Luján cosponsored 147 bills and resolutions introduced by other Members of Congress. Cosponsorship shows a willingness to work with others to advance policy goals. View Cosponsored Bills »

Compare to all House Democrats (30th percentile); Safe House Seats (48th percentile); All Representatives (46th percentile).


 

Government Transparency

GovTrack looked at whether Luján supported any of 12 government transparency, accountability, and effectiveness bills in the House that we identified in this session. We gave Luján 0 points, based on one point for cosponsoring and three points for sponsoring any of these bills.

Compare to all House Democrats (0th percentile); Safe House Seats (0th percentile); All Representatives (0th percentile).


Additional Notes

The Speaker’s Votes: Missed votes are not computed for the Speaker of the House. According to current House rules, the Speaker of the House is not required to vote in “ordinary legislative proceedings.” In practice this means the Speaker of the House rarely votes but is not considered absent.

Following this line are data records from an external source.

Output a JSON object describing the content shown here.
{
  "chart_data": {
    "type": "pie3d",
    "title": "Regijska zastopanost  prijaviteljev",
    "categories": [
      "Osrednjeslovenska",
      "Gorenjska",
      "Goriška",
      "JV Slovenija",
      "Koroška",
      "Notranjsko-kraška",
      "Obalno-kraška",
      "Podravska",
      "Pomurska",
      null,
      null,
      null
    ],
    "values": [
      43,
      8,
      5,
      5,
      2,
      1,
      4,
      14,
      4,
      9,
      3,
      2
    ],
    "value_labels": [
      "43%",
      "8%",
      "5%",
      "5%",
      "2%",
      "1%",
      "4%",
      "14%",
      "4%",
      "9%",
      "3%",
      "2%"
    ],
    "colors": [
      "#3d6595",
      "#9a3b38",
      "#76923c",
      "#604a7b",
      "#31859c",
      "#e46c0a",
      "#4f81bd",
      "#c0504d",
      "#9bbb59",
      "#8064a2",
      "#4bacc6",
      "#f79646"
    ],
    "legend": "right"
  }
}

Leadership/Ideology: The leadership and ideology scores are not displayed for Members of Congress who introduced fewer than 10 bills, or, for ideology, for Members of Congress that have a low leadership score, as there is usually not enough data in these cases to compute reliable leadership and ideology statistics.

Missing Bills: We exclude bills from some statistics where the sponsor’s original intent is not in the final bill because the bill’s text was replaced in whole with unrelated provisions (i.e. it became a vehicle for passage of unrelated provisions).

Ranking Members (RkMembs): The chair of a committee is always selected from the political party that holds the most seats in the chamber, called the “majority party”. The “ranking member” (sometimes “RkMembs”) is the title given to the senior-most member of the committee not in the majority party.

Freshmen/Sophomores: Freshmen and sophomores are Members of Congress whose first term (in the same chamber at the end of 2013) was the 113th Congress (freshmen) or 112th (sophomores). Members of Congress who took office within the last few months of a Congress are considered freshmen in the next Congress as well.